Today, companies are considering how to break into the metaverse. That is more than legit, given the topic's pioneering nature and the great opportunities that analysts and practitioners attribute to it.
As previously pointed out , there is not just one Metaverse, so there is not just one entry strategy. Faced with the big question "how to enter the Metaverse?", the first stumbling block concerns the "type" of Metaverse to create. A proprietary environment to create innovative experiences for employees, partners and, more generally, corporate stakeholders? A showroom or shop open to all users of a specific virtual world, where you sell physical products and digital assets? An in-game experience connected to brand values?
A good strategy should be based on established goals, which help define the possible platforms and relative development tools. Only then is it possible to estimate time frames and costs of realizing the experience.
How to enter the Metaverse and plan costs
Starting with costs, we find significant variability. By way of example, creating a proprietary virtual environment does not entail digital real estate costs, which, on the other hand, are impactful if a project involves a platform (like Roblox or Decentraland) already populated with users who are in-target with one's offer. In this regard, the move by Republic Realm, which purchased digital land in Sandbox for an (equivalent) value of 4.3 million dollars, caused quite a stir. Like the real world, real estate costs depend on size and location.
Using the same example, once land has been purchased, you must then plan for the costs of developing the experience, which are anything but negligible. Many variables are involved, but the factors to be considered are known - the Metaverse's development, implementation and management costs, and its hosting and experience update costs. The first, in order of importance, is the cost for development, which depends precisely on the type of experience and the tools the platform offers to those who want to create a presence in the Metaverse. Here, customization is the fundamental theme. While various platforms provide building blocks that are accessible without special skills, creating an immersive, customized, on-brand and, above all, innovative experience entails significant development costs and continuous integration of new features based on user behaviour and feedback.

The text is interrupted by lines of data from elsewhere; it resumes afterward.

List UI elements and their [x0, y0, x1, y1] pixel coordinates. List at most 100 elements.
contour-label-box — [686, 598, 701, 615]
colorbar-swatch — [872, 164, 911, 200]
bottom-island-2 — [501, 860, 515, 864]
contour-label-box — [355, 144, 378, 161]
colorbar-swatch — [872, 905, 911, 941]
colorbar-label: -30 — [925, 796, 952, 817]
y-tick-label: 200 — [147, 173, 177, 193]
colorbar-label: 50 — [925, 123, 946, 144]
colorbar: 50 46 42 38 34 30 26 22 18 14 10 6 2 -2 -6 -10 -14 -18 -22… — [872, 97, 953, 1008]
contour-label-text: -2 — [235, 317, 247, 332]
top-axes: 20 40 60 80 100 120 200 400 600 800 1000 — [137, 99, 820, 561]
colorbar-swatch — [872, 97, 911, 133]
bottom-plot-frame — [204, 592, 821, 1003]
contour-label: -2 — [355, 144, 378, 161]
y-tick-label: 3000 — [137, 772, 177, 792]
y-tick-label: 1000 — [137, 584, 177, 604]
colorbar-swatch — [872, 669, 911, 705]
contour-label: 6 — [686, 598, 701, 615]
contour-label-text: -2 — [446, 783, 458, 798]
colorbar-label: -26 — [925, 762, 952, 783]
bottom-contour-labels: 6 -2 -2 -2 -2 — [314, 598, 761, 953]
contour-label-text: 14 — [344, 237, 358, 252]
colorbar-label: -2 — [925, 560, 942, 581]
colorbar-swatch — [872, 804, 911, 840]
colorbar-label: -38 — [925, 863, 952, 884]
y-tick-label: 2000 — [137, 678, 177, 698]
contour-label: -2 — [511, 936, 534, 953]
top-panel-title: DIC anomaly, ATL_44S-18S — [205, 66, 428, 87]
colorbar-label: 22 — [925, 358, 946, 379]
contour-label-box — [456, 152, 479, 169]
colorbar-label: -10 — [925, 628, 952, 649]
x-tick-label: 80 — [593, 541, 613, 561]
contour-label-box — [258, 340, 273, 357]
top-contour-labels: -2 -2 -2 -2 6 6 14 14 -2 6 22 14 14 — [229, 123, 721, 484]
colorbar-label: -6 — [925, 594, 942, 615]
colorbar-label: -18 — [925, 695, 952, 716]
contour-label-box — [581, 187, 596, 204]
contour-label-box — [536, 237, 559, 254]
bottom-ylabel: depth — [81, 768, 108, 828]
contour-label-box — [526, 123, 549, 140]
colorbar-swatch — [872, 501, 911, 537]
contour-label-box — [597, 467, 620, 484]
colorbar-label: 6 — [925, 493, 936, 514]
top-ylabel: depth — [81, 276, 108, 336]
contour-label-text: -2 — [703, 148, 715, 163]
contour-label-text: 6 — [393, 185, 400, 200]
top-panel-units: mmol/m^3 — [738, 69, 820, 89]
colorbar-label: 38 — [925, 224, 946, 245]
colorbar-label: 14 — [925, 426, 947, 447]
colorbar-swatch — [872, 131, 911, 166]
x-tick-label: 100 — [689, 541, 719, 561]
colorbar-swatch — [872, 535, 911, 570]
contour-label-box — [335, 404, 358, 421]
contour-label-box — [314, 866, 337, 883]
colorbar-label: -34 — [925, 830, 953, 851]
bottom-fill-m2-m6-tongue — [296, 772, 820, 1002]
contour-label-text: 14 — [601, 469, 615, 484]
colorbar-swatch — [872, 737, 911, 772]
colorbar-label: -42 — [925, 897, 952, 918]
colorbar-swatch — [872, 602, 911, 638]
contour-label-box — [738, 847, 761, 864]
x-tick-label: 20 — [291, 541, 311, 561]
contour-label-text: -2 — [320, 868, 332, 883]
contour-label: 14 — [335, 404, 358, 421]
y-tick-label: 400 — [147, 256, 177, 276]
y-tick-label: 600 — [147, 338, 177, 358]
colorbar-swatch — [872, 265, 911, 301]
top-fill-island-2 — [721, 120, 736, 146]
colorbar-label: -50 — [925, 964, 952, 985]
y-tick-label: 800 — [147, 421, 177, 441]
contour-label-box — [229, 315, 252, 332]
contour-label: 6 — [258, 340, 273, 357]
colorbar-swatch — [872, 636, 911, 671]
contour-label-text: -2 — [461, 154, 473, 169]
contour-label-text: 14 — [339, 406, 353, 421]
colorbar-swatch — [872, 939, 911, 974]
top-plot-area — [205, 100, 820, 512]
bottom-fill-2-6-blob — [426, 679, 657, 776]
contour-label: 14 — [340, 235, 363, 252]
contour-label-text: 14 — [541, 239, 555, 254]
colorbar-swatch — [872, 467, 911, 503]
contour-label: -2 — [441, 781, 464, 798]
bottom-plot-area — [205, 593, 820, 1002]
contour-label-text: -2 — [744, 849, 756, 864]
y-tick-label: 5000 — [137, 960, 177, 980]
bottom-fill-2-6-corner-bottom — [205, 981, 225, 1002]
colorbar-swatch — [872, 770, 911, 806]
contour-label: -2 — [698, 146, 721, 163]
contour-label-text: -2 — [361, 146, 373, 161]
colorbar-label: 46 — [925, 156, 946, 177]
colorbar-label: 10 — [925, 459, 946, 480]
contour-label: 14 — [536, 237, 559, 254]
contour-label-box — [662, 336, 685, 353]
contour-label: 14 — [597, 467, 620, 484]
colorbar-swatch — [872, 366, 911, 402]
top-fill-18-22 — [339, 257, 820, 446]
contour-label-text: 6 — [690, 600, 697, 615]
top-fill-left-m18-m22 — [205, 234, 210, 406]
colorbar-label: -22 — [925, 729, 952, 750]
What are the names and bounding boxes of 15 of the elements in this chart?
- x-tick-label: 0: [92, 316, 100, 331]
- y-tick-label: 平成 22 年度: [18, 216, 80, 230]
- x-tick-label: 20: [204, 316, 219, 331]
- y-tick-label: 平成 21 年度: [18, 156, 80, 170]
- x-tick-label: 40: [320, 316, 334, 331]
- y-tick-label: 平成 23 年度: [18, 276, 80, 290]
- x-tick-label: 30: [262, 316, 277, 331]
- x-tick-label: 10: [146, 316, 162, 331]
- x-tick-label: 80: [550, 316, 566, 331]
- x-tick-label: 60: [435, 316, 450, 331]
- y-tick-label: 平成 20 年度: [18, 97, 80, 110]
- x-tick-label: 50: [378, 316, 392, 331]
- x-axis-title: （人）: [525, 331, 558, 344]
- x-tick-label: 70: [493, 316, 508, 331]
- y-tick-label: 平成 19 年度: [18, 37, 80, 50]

On the other hand, scheduling is closely linked to costs and depends on the type of experience the company wants to create, the level of innovation and, of course, the availability of dedicated resources, which, in turn, affects costs. Although many people conceive the Metaverse as virtual reality (an association that is only partially correct), the cost of the experience devices (visors) is low since the Metaverse is usually accessible through a standard browser.
The costs of the Enterprise Metaverse
The situation is only partially different if we opt for a proprietary Metaverse detached from an existing consumer platform. The two most significant differences from the previous case are the simultaneous absence of real estate costs and, in parallel, the lack of building blocks to construct your own Metaverse. In theory, this means that savings on the first item could be compensated (and exceeded) by a further increase in development costs. To this end, we recall brands that have developed real interactive and stand-alone games for their customers (such as Louis — The Game by Louis Vuitton).
The Metaverse Enterprise can be very expensive. In addition to the expenditures mentioned above, it should be added that companies do not always have the right staff with the right skills. By increasing the Enterprise Metaverse use cases (in-house training, collaboration, customer engagement, corporate events...) and the quality of the experience, the company's financial commitment becomes increasingly challenging, and ROI is likely to become uncertain, at least in the short run.
How to enter the Metaverse: an opportunity for all companies
To respond to the question "How to enter the Metaverse", it is crucial for companies to evaluate all cost sources and realization times relating to their strategy.
On the other hand, the Metaverse should not be available exclusively to major international brands with huge budgets, but rather it should be an opportunity for all companies. In this sense, Software-as-a-service (SaaS) platforms are emerging as great opportunities. They can reduce most of the project's cost items and execution times while providing satisfying and immersive experiences. The first major benefit of these platforms is their ease of use. As cloud-based services, they do not require local installations or dedicated IT staff for updates and maintenance, nor do they require investments in hardware. Ease of use is also guaranteed by a low-code approach while hosting is included in the platform cost with an as-a-service pricing model.
In this way, all companies can gradually make the Metaverse's advantages their own, with rapid and progressive adoption and continuously optimized costs.